Add-On Threat and Incident Review Report – Netsurion Vulnerability Management + Netsurion Enterprise
When Netsurion Vulnerability Management service is delivered for an existing Netsurion Enterprise Customer, in addition to above reports, the Add-On Threat and Incident Review Report (TIRR) can be prepared by the Netsurion SOC for the Customer to include the critical insights along with guided remediation recommendations. The optional TIRR will be shared as per the Customer subscription service frequency.
Log Retention
On-Premises
Customers who opt to have their consoles at their own location have the option to set up log retention as per their provisioned infrastructure and preferences.
Hosted by Netsurion
Customers who opt to have their Netsurion consoles hosted by Netsurion will have the summary reports and the underlying raw log data retained for up to 400 days in accordance with compliance standards.

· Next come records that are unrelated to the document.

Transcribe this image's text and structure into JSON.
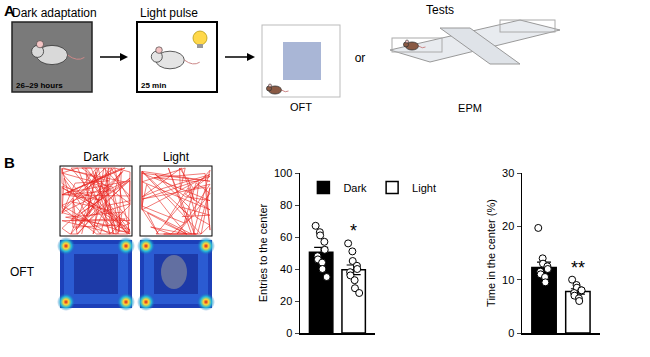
{
  "panels": {
    "A": {
      "label": "A",
      "steps": [
        {
          "title": "Dark adaptation",
          "duration": "26–29 hours"
        },
        {
          "title": "Light pulse",
          "duration": "25 min"
        },
        {
          "title": "Tests",
          "options": [
            "OFT",
            "EPM"
          ],
          "joiner": "or"
        }
      ]
    },
    "B": {
      "label": "B",
      "columns": [
        "Dark",
        "Light"
      ],
      "row_label": "OFT"
    }
  },
  "chart_data": [
    {
      "type": "bar",
      "y_label": "Entries to the center",
      "categories": [
        "Dark",
        "Light"
      ],
      "values": [
        50.5,
        39.5
      ],
      "colors": [
        "#000000",
        "#ffffff"
      ],
      "error": [
        3.0,
        3.0
      ],
      "points": [
        [
          67,
          63,
          61,
          57,
          52,
          48,
          46,
          44,
          40,
          35
        ],
        [
          56,
          51,
          45,
          42,
          40,
          38,
          36,
          33,
          28,
          25
        ]
      ],
      "marker": "circle-open",
      "ylim": [
        0,
        100
      ],
      "yticks": [
        0,
        20,
        40,
        60,
        80,
        100
      ],
      "annotations": [
        {
          "category": "Light",
          "text": "*"
        }
      ],
      "legend": "top left",
      "tick_labels": "y"
    },
    {
      "type": "bar",
      "y_label": "Time in the center (%)",
      "categories": [
        "Dark",
        "Light"
      ],
      "values": [
        12.3,
        7.8
      ],
      "colors": [
        "#000000",
        "#ffffff"
      ],
      "error": [
        1.0,
        0.5
      ],
      "points": [
        [
          19.7,
          14,
          13,
          12.5,
          12,
          11.5,
          11,
          10.5,
          9.5
        ],
        [
          10,
          9,
          8.5,
          8,
          8,
          7.5,
          7,
          6.5,
          6
        ]
      ],
      "marker": "circle-open",
      "ylim": [
        0,
        30
      ],
      "yticks": [
        0,
        10,
        20,
        30
      ],
      "annotations": [
        {
          "category": "Light",
          "text": "**"
        }
      ],
      "tick_labels": "y"
    }
  ]
}
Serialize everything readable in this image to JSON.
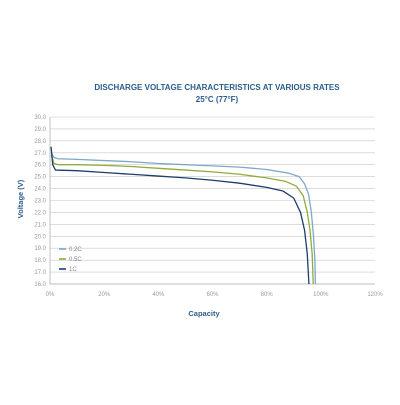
{
  "chart_data": {
    "type": "line",
    "title": "DISCHARGE VOLTAGE CHARACTERISTICS AT VARIOUS RATES",
    "subtitle": "25°C (77°F)",
    "xlabel": "Capacity",
    "ylabel": "Voltage (V)",
    "xlim": [
      0,
      120
    ],
    "ylim": [
      16.0,
      30.0
    ],
    "x_ticks": [
      "0%",
      "20%",
      "40%",
      "60%",
      "80%",
      "100%",
      "120%"
    ],
    "y_ticks": [
      "16.0",
      "17.0",
      "18.0",
      "19.0",
      "20.0",
      "21.0",
      "22.0",
      "23.0",
      "24.0",
      "25.0",
      "26.0",
      "27.0",
      "28.0",
      "29.0",
      "30.0"
    ],
    "grid": "horizontal",
    "legend": "left",
    "series": [
      {
        "name": "0.2C",
        "color": "#7fa8c8",
        "points": [
          [
            0.5,
            27.0
          ],
          [
            1.5,
            26.6
          ],
          [
            3,
            26.5
          ],
          [
            10,
            26.45
          ],
          [
            20,
            26.35
          ],
          [
            30,
            26.25
          ],
          [
            40,
            26.1
          ],
          [
            50,
            26.0
          ],
          [
            60,
            25.9
          ],
          [
            70,
            25.8
          ],
          [
            80,
            25.6
          ],
          [
            88,
            25.3
          ],
          [
            92,
            25.0
          ],
          [
            94,
            24.4
          ],
          [
            95.5,
            23.5
          ],
          [
            96.5,
            22.0
          ],
          [
            97.3,
            20.0
          ],
          [
            97.8,
            18.0
          ],
          [
            98.0,
            16.0
          ]
        ]
      },
      {
        "name": "0.5C",
        "color": "#8fac3c",
        "points": [
          [
            0.5,
            26.8
          ],
          [
            1.5,
            26.1
          ],
          [
            3,
            26.0
          ],
          [
            10,
            26.0
          ],
          [
            20,
            25.95
          ],
          [
            30,
            25.85
          ],
          [
            40,
            25.7
          ],
          [
            50,
            25.55
          ],
          [
            60,
            25.4
          ],
          [
            70,
            25.2
          ],
          [
            80,
            24.9
          ],
          [
            87,
            24.6
          ],
          [
            91,
            24.2
          ],
          [
            93.5,
            23.4
          ],
          [
            95,
            22.0
          ],
          [
            96,
            20.5
          ],
          [
            96.8,
            18.5
          ],
          [
            97.2,
            16.0
          ]
        ]
      },
      {
        "name": "1C",
        "color": "#1f3d6b",
        "points": [
          [
            0.4,
            27.5
          ],
          [
            1,
            26.0
          ],
          [
            2,
            25.55
          ],
          [
            10,
            25.5
          ],
          [
            20,
            25.35
          ],
          [
            30,
            25.2
          ],
          [
            40,
            25.05
          ],
          [
            50,
            24.9
          ],
          [
            60,
            24.7
          ],
          [
            70,
            24.45
          ],
          [
            80,
            24.1
          ],
          [
            86,
            23.8
          ],
          [
            90,
            23.2
          ],
          [
            92.5,
            22.0
          ],
          [
            94,
            20.5
          ],
          [
            95,
            18.5
          ],
          [
            95.6,
            16.0
          ]
        ]
      }
    ]
  }
}
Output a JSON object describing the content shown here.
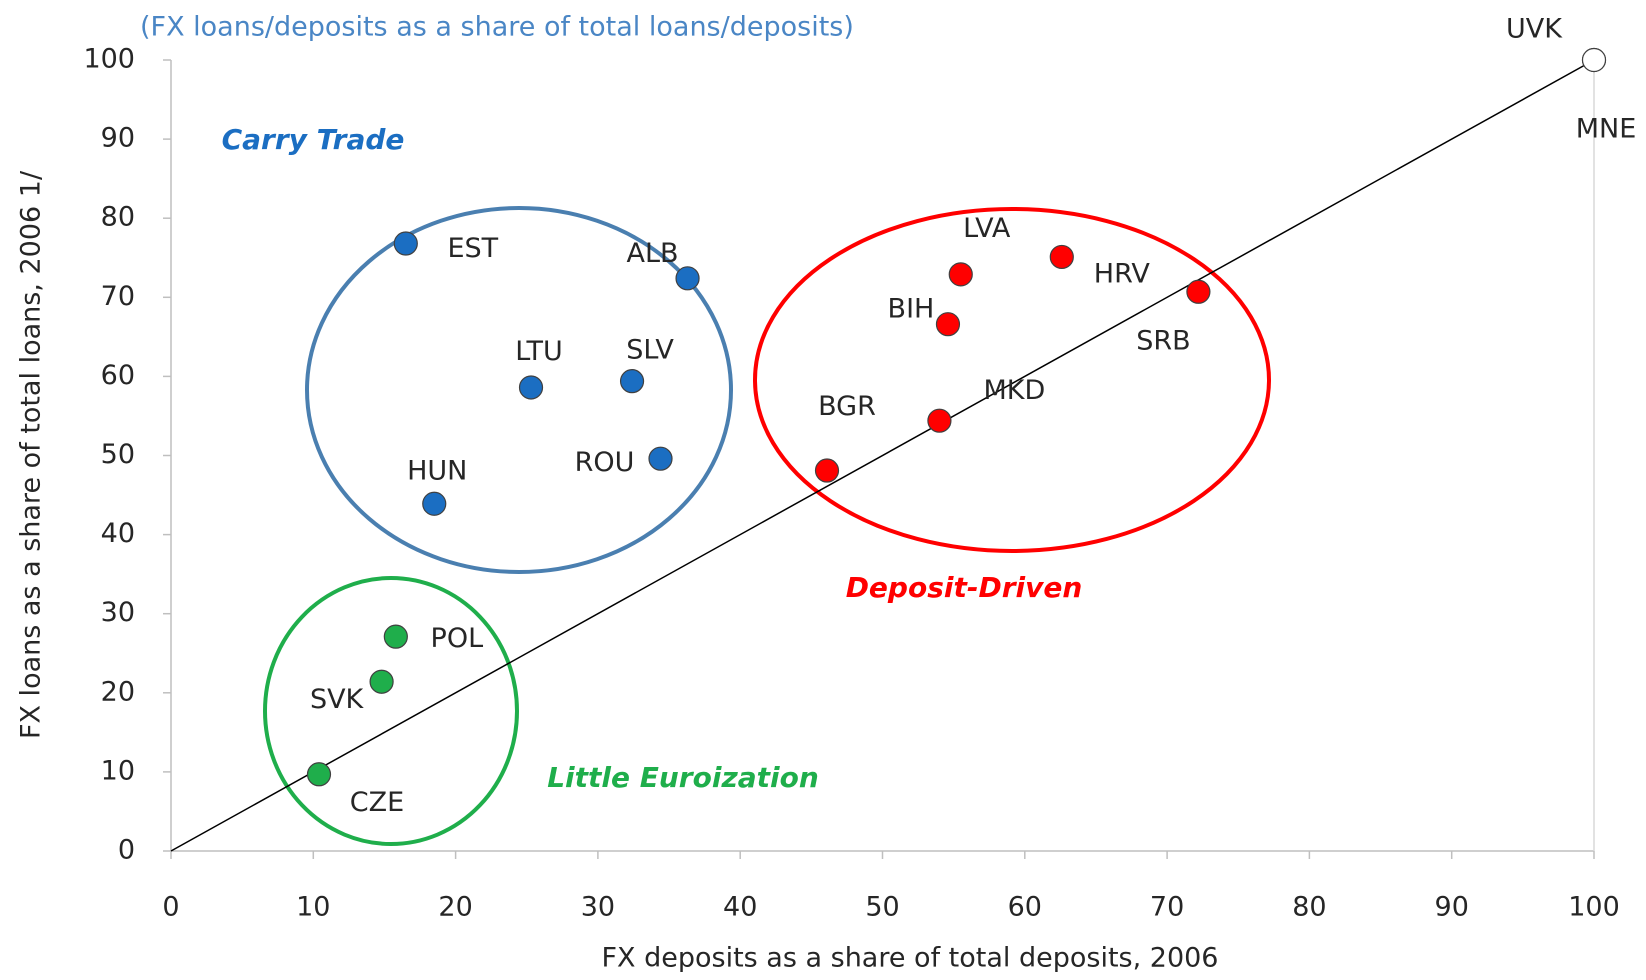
{
  "chart_data": {
    "type": "scatter",
    "subtitle": "(FX loans/deposits as a share of total loans/deposits)",
    "x_label": "FX deposits as a share of total deposits, 2006",
    "y_label": "FX loans as a share of total loans, 2006 1/",
    "xlim": [
      0,
      100
    ],
    "ylim": [
      0,
      100
    ],
    "xticks": [
      0,
      10,
      20,
      30,
      40,
      50,
      60,
      70,
      80,
      90,
      100
    ],
    "yticks": [
      0,
      10,
      20,
      30,
      40,
      50,
      60,
      70,
      80,
      90,
      100
    ],
    "series": [
      {
        "name": "Carry Trade",
        "color": "#1b6ec2",
        "labels": [
          "EST",
          "ALB",
          "LTU",
          "SLV",
          "ROU",
          "HUN"
        ],
        "x": [
          16.5,
          36.3,
          25.3,
          32.4,
          34.4,
          18.5
        ],
        "values": [
          76.8,
          72.4,
          58.6,
          59.4,
          49.6,
          43.9
        ]
      },
      {
        "name": "Deposit-Driven",
        "color": "#ff0000",
        "labels": [
          "LVA",
          "HRV",
          "SRB",
          "BIH",
          "MKD",
          "BGR"
        ],
        "x": [
          55.5,
          62.6,
          72.2,
          54.6,
          54.0,
          46.1
        ],
        "values": [
          72.9,
          75.1,
          70.7,
          66.6,
          54.4,
          48.1
        ]
      },
      {
        "name": "Little Euroization",
        "color": "#1fae4b",
        "labels": [
          "POL",
          "SVK",
          "CZE"
        ],
        "x": [
          15.8,
          14.8,
          10.4
        ],
        "values": [
          27.1,
          21.4,
          9.7
        ]
      },
      {
        "color": "#ffffff",
        "labels": [
          "UVK",
          "MNE"
        ],
        "x": [
          100,
          100
        ],
        "values": [
          100,
          100
        ]
      }
    ]
  }
}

Unlimited raw log data is stored in hot (local SSD, 35 days), warm (local spindle disk, 36-90 days) and cold (AWS Glacier 91-400 days) locations based on age.
Forensic Search
All received log data is indexed to Elasticsearch using an extensible Common Indexing Model (CIM) and stored on high-speed solid-state drives (SSD) for a period of thirty-five (35) days. Customers may use the flexible user interface to search for log data and thereafter drill down, pivot, time slice, and include/exclude the results. A combination of log source, time, detected fields, and pattern matching is available as search criteria. Search criteria can be saved for future use. Data that is 36-90 days old is available on 10K revolutions per minute (RPM) spindle-based disk and can be searched. Search results can also be exported to a file.
Change Management
The Netsurion SOC implements change control aligned with ISO 27001 and Information Technology Infrastructure Library (ITIL) Change Management.
Netsurion Vulnerability Management Service Support
SLOs that are committed as part of your base service, will apply.